Brian Tucker, founder and former president of the nonprofit organization GeoHazards International, receives the Press Award for his efforts to make the world’s most vulnerable communities safer from earthquakes and other natural hazards. He and his colleagues in GeoHazards International brought together seismologists, geologists, engineers, sociologists and disaster managers to help communities around the globe improve earthquake-resistant construction practices and apply other methods to prepare for natural hazards. Their approach is to identify a risk that the community considers unacceptable; demonstrate affordable, socially acceptable methods that reduce that risk; and finally provide the community with the capacity to implement those methods. The goal is to act before disasters strike.
GeoHazards International, with local and international partners, has developed earthquake scenarios and seismic safety action plans, retrofitted schools, improved the seismic safety of hospitals, mapped landslide hazards, designed and promoted vertical tsunami evacuation parks, and initiated the local manufacture of “School Earthquake Desks”. They work in Central Asia, Nepal, India, Bhutan, Myanmar, Indonesia, Ecuador, China and Haiti.
These efforts have had clear success, as in the case of the hundreds of schools that had been seismically retrofitted before the 2015 magnitude 7.8 Gorkha, Nepal earthquake. In areas where 70% of unretrofitted school buildings suffered damage or collapsed, only 7% of the retrofitted buildings were damaged.

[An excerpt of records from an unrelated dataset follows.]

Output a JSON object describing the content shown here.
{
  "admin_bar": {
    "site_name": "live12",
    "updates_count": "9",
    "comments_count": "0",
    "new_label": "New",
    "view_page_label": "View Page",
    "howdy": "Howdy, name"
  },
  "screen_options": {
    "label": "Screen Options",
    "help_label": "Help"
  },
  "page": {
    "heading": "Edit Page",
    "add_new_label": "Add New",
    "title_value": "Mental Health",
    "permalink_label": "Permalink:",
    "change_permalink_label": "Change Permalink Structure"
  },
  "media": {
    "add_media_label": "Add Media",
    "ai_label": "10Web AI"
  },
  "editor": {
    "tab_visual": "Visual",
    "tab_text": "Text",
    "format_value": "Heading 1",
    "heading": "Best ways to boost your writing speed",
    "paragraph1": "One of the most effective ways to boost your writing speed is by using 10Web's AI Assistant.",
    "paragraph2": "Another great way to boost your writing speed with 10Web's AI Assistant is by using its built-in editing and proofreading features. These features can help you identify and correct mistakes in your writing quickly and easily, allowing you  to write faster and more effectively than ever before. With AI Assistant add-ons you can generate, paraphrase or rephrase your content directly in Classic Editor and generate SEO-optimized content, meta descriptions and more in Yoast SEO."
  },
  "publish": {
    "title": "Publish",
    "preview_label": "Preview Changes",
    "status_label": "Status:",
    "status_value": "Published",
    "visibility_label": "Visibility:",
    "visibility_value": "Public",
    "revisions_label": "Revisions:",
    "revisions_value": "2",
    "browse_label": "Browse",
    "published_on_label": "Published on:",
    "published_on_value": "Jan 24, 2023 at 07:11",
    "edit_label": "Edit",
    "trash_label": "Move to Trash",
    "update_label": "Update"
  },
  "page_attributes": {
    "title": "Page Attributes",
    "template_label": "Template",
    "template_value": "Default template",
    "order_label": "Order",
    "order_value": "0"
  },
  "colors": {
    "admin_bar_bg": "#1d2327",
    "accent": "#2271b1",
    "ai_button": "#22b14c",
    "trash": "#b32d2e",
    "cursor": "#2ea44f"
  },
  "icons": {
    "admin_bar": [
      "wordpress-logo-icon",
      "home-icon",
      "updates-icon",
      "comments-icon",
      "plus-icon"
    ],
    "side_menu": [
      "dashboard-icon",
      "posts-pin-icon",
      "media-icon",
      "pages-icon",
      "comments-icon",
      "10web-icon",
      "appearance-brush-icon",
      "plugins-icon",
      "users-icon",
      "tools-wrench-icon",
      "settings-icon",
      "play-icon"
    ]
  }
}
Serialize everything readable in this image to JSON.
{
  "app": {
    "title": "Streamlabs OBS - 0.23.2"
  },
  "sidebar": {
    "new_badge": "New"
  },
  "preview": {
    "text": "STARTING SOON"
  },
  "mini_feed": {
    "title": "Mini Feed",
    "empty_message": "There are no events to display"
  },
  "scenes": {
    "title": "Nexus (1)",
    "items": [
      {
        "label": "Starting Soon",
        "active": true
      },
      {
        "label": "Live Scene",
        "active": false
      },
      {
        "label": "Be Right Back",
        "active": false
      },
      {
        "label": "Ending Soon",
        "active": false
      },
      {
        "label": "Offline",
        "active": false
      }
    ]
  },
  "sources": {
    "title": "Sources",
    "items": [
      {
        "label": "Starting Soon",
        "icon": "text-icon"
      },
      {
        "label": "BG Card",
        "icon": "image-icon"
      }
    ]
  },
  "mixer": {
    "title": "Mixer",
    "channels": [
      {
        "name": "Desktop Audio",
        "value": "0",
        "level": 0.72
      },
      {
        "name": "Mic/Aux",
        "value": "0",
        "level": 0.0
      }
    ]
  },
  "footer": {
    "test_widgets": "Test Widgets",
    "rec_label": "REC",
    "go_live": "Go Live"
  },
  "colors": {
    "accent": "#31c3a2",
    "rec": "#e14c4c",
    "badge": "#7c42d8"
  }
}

The retrofits were made by GeoHazards International’s Nepali partner, the National Society for Earthquake Technology.
“While many of us in the seismological community can justifiably claim that the science and products we’ve produced will lead to safer cities and potentially save lives or reduce other losses over the long-term, few can point to specific cases where communities have benefitted directly from our efforts. Brian Tucker can,” said U.S. Geological Survey seismologist David Wald, in nominating Tucker for the award. Wald was the 2008 recipient of the Press Award.
GeoHazards International’s ability to translate broad seismological and engineering knowledge into practical, actionable information for decision makers and the public, and its ability to bring together diverse groups of experts to bear on a crisis, as it did after the 2010 Haiti earthquake, were especially noted by colleagues supporting Tucker for the award.
Tucker has received numerous awards for his work, including being named a MacArthur Fellow by the John D. and Catherine T. MacArthur Foundation in 2002. Before founding GHI, he served as Acting California State Geologist, Principal State Geologist, and Supervising Geologist of the California Geological Survey for geohazards programs, from 1982 to 1991. Tucker has also served on the Seismological Society of America Board of Directors. He received his B.A. in physics from Pomona College in 1967, his Ph.D. in geophysics and seismology from University of California, San Diego in 1975, and an M.A. in public policy from Harvard University in 1991.